Manusia yang beriman dan
bertakwa kepada Tuhan Yang Maha Esa, berakhlak mulia, sehat, berilmu, cakap,
kreatif, mandiri, dan menjadi warga negara yang demokratis serta
bertanggung jawab, demikian amanat undang-undang tentang tujuan
pendidikan nasional.
Jika kita telaah lebih jauh sesungguhnya secara
konsep dan tujuan pendidikan sudah jelas mengarah kepada terciptanya peserta
didik yang berkarakter, yang beriman, berakhlak mulia, berilmu, kreatif dan
seterusnya. Artinya undang-undang sudah melegalisasi dan mengamanahkan
pendidikan karakter.
Persoalanya dalam realita didalam implementasinya,
tujuan pendidikan yang sudah diamanatkan undang-undang tersebut tidak sejalan
dengan proses pendidikan yang terjadi dalam ruang-ruang kelas pembelajaran di
sekolah. Yang terjadi dalam ruang-ruang kelas pembelajaran adalah proses
transfer ilmu pengetahuan dari guru kepada siswanya yang kemudian diujikan
dalam bentuk ulangan harian, ulangan tengah semester sampai ujian semester.
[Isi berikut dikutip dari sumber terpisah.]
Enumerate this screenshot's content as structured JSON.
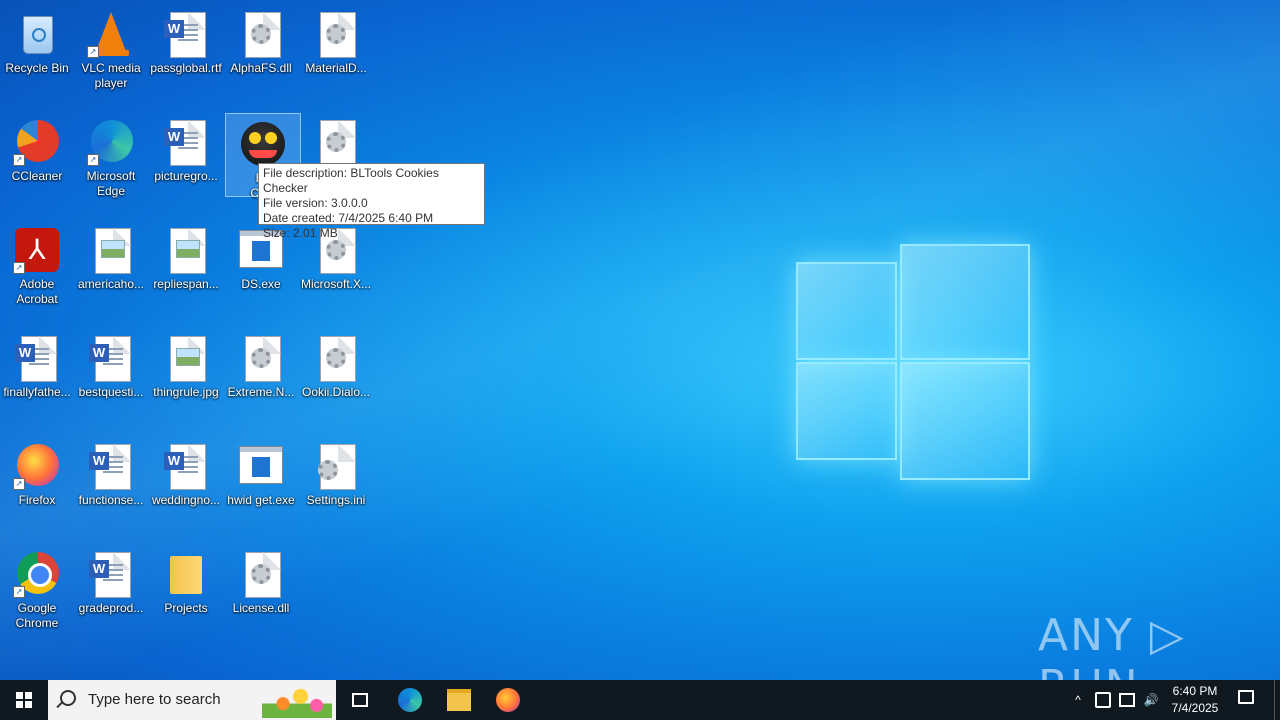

Pada akhirnya anak diukur hanya dengan indikator kognitif berupa angka-angka.
Prestasi anak diukur dari perolehan nilai-nilai kognitif yang didapatkan ketika
ujian.
Lantas dimana pendidikan karakter yang diamanatkan
undang-undang? Yang akan melahirkan manusia yang beriman kepada Tuhan Yang Maha
Esa? Manusia yang berakhlak mulia, bertanggung jawab, kreatif, mandiri dan lain
sebagainya?
Inilah yang menjadi dilema dalam pendidikan karakter
yang terjadi selama ini. Bahkan pendidikan karakter hanya menjadi tanggung
jawab guru agama semata, padahal seharusnya tidak demikian. Pendidikan karakter
menjadi tanggung jawab semua guru, semua stake holder disekolah tersebut,
termasuk yang paling utama sebagai aktornya adalah orang tua.
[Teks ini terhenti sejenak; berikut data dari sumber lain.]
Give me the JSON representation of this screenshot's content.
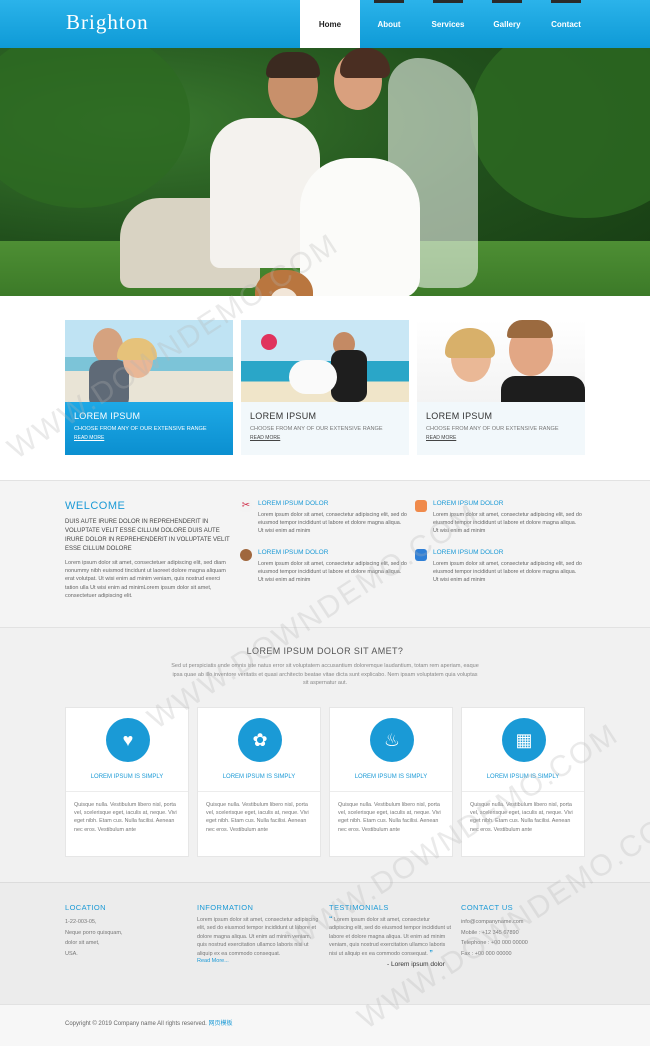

Maka tidak heran hari ini kita melihat, anak-anak
yang secara akademis pintar, juara kelas tetapi tidak jujur, suka mengambil
barang punya temannya, pacaran, melakukan pergaulan bebas, memakai narkoba,
berjudi dan lain sebagainya. Pintar tapi tidak berkarakter.
Kalau pendidikan hanya melahirkan anak-anak yang
pintar secara kognitifnya, tanpa memperdulikan aspek spiritual dan karakternya,
tentu ini menyalahi amanat undang-undang.
Oleh sebab itu, perlu ada pembenahan-pembenahan
dalam struktur kurikulum pendidikan yang ada, dalam silabus bahkan sampai ke
rencana pelaksanaan pembelajaran yang memuat semua aspek dalam rangka
ketercapaian tujuan pendidikan nasional yang diamanatkan undang-undang diatas.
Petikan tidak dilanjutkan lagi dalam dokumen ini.